UNICEF: sono 188 milioni
i bambini obesi nel mondo
Secondo l’UNICEF (United Nations Children’s Fund) per la prima volta l’obesità ha superato la denutrizione, diventando la principale forma di malnutrizione a livello mondiale tra bambini e adolescenti.
In un rapporto diffuso oggi, 10/09/2025, l’Agenzia delle Nazioni Unite per l’Infanzia riporta che quasi un bambino su 10 di età compresa tra i 5 e i 19 anni convive con questa malattia cronica. L’epidemia è alimentata dalla facile reperibilità di alimenti ultra-processati «anche in Paesi ancora alle prese con la denutrizione infantile» e da un marketing aggressivo. Gli alimenti ultraprocessati sono quei prodotti industriali altamente trasformati contenenti additivi come coloranti, aromi, emulsionanti e conservanti, con zuccheri aggiunti, grassi e sale, ma poveri di nutrienti essenziali come fibre e vitamine.

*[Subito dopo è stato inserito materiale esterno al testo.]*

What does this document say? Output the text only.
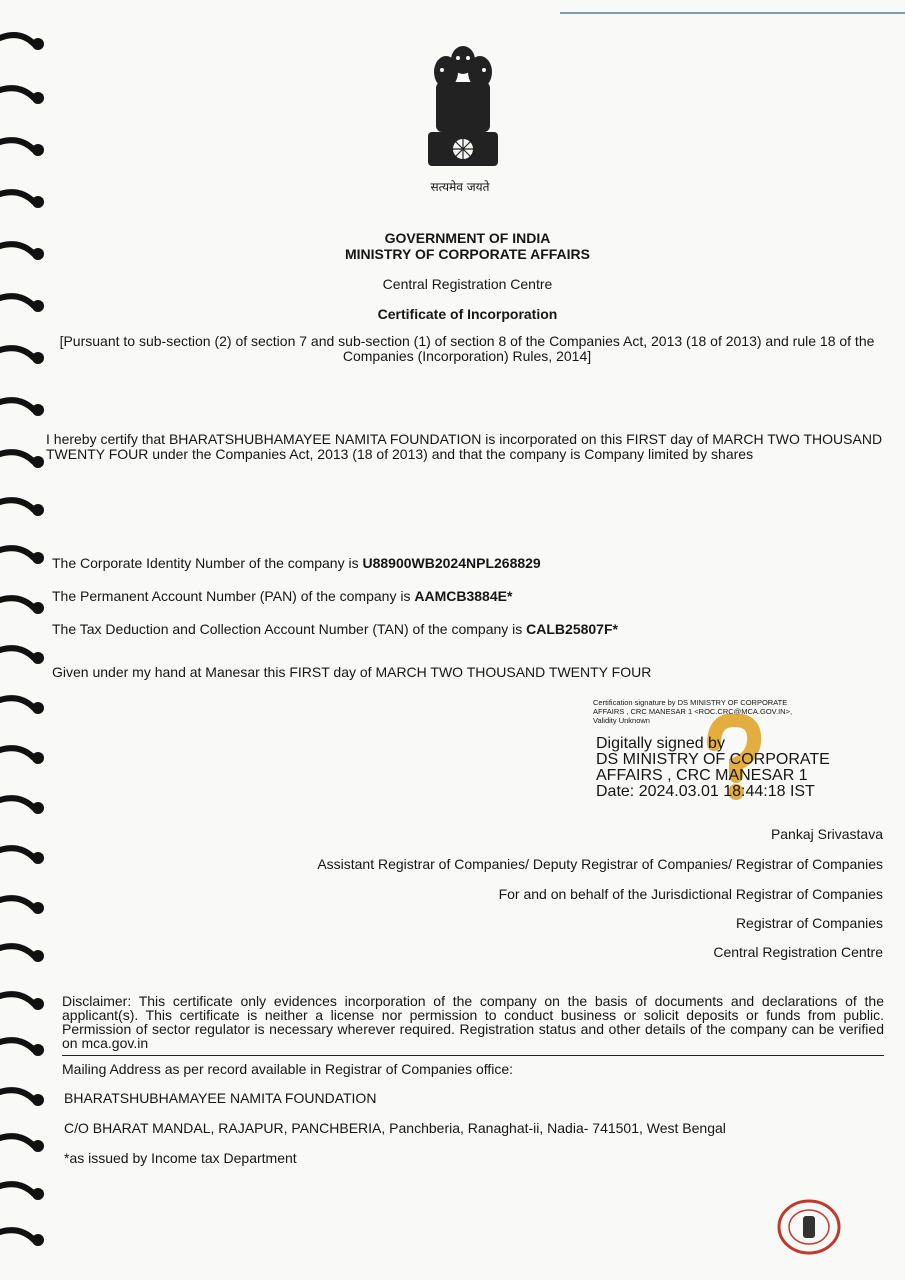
सत्यमेव जयते
GOVERNMENT OF INDIA
MINISTRY OF CORPORATE AFFAIRS
Central Registration Centre
Certificate of Incorporation
[Pursuant to sub-section (2) of section 7 and sub-section (1) of section 8 of the Companies Act, 2013 (18 of 2013) and rule 18 of the Companies (Incorporation) Rules, 2014]
I hereby certify that BHARATSHUBHAMAYEE NAMITA FOUNDATION is incorporated on this FIRST day of MARCH TWO THOUSAND TWENTY FOUR under the Companies Act, 2013 (18 of 2013) and that the company is Company limited by shares
The Corporate Identity Number of the company is U88900WB2024NPL268829
The Permanent Account Number (PAN) of the company is AAMCB3884E*
The Tax Deduction and Collection Account Number (TAN) of the company is CALB25807F*
Given under my hand at Manesar this FIRST day of MARCH TWO THOUSAND TWENTY FOUR
Certification signature by DS MINISTRY OF CORPORATE
AFFAIRS , CRC MANESAR 1 <ROC.CRC@MCA.GOV.IN>,
Validity Unknown
Digitally signed by
DS MINISTRY OF CORPORATE
AFFAIRS , CRC MANESAR 1
Date: 2024.03.01 18:44:18 IST
Pankaj Srivastava
Assistant Registrar of Companies/ Deputy Registrar of Companies/ Registrar of Companies
For and on behalf of the Jurisdictional Registrar of Companies
Registrar of Companies
Central Registration Centre
Disclaimer: This certificate only evidences incorporation of the company on the basis of documents and declarations of the applicant(s). This certificate is neither a license nor permission to conduct business or solicit deposits or funds from public. Permission of sector regulator is necessary wherever required. Registration status and other details of the company can be verified on mca.gov.in
Mailing Address as per record available in Registrar of Companies office:
BHARATSHUBHAMAYEE NAMITA FOUNDATION
C/O BHARAT MANDAL, RAJAPUR, PANCHBERIA, Panchberia, Ranaghat-ii, Nadia- 741501, West Bengal
*as issued by Income tax Department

«Gli alimenti ultra-processati – ha detto Catherine Russell, direttrice dell’UNICEF – stanno sostituendo sempre più frutta, verdura e proteine in un momento in cui l’alimentazione gioca un ruolo fondamentale nella crescita, nello sviluppo cognitivo e nella salute mentale dei bambini».
Tra il 2000 e il 2022 tra i ragazzi dai 5 ai 19 anni, secondo i dati raccolti in 190 Paesi, il numero di persone in sovrappeso è più che raddoppiato, passando da 194 milioni a 391 milioni. Il picco è ancora più pronunciato per l’obesità, una forma più grave di sovrappeso, associata a disturbi metabolici come il diabete, alcuni tipi di cancro, ansia e depressione. Nel 2022, l’8% dei giovani in tutto il mondo, ovvero 163 milioni, era obeso, rispetto al 3% del 2000. Quest’anno si contano 188 milioni di bambini e adolescenti obesi.
Secondo l’UNICEF la colpa non è tanto nelle cattive decisioni nutrizionali delle famiglie, quanto nelle pratiche commerciali immorali studiate per generare profitti: i bambini «vengono bombardati da un marketing alimentare malsano basato su cibo spazzatura», soprattutto a scuola, dove sono esposti a bevande zuccherate e snack salati. Tali prodotti sono più economici degli alimenti freschi come frutta, verdura e proteine.
La responsabilità maggiore è, alla fine, «della incapacità della società di proteggere gli ambienti in cui i bambini crescono».
L’UNICEF esorta, perciò, i governi ad adottare misure vincolanti, tra cui restrizioni alla pubblicità, tasse sulle bevande zuccherate e sugli alimenti non salutari e politiche che incoraggino la produzione di prodotti freschi.